Piano Technique: Chunking and Continuity

Lesson Goal: To appreciate the profound significance of playing in meaningful, continuous chunks, not just strings of meaningless dots…

Did You Know?

That one of the biggest mistakes a student can make is to read, think, listen, and play one-note-at-a-time

One can never overstate the importance of thinking and playing in meaningful musical chunks… never as isolated, unrelated notes.

Chunking & Continuity YouTube


Chunking & Continuity Video Highlights

Unfortunately, most students are taught to read and play notation, not music: one-note-at-a-time. But if you want to play like an artist you have to think about and play in meaningful musical chunks, not as a sequence of disconnected isolated notes.

We use chunking all the time when we speak in everyday conversation. We don’t do this: “I” space think ponder “l-o-v-e” space “t-o” space “p-l-a-y” stop space “m-u-s-i-c” period.
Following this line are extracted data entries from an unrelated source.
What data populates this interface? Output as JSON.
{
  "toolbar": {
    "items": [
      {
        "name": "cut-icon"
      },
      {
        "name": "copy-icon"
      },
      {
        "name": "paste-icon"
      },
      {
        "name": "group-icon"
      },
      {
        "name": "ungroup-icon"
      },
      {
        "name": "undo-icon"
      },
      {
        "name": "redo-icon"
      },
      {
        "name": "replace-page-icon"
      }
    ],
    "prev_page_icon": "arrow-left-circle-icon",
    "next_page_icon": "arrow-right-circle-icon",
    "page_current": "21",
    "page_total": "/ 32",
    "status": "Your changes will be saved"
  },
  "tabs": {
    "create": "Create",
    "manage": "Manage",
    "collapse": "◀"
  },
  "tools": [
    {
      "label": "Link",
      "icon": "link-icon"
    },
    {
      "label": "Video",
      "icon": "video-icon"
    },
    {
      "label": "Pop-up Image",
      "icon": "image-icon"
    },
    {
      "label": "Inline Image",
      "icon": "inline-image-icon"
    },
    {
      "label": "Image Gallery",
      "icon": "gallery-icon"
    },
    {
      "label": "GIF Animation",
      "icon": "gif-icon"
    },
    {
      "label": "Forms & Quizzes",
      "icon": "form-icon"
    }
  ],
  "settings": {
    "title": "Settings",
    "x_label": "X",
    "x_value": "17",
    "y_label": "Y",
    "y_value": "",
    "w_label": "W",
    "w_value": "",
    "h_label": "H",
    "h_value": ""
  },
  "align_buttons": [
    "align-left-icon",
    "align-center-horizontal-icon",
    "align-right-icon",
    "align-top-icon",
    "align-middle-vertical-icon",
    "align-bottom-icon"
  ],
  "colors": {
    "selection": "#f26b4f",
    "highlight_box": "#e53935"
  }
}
We want to play music just like speaking a complete flowing sentence: “I love to play music!”

Let’s define two concepts:

  • Chunking: the process of thinking about notes in meaningful musical groups.
  • Continuity: the integrated physical execution of those meaningful musical groups.

Fluent performers don’t have some superhuman capacity to think about, remember, and perform enormous strings of unrelated data. Fluent performers always play in meaningful chunks that are easy to internalize and perform.

Chunking is accomplished by zooming out and seeing the music at a higher level where we can see the larger musical patterns. And the ability to read and hear and understand these meaningful patterns is enable by studying the fundamental building blocks of music: scales, chords, chord progressions, meter, Solfege, etc. (music theory). By the way, learning how to chunk music is no harder than learning to read and say these words.

There are at least three huge benefits of learning to play in musically meaningful chunks:

  1. Memorization becomes easy. In fact, you’re no longer merely memorizing at all, but understanding.
  2. You will express yourself using unified physical gestures and complete musical ideas, just as you can read and speak these words.
  3. You won’t have to try to play like an artist. You’ll play like an artist without even trying.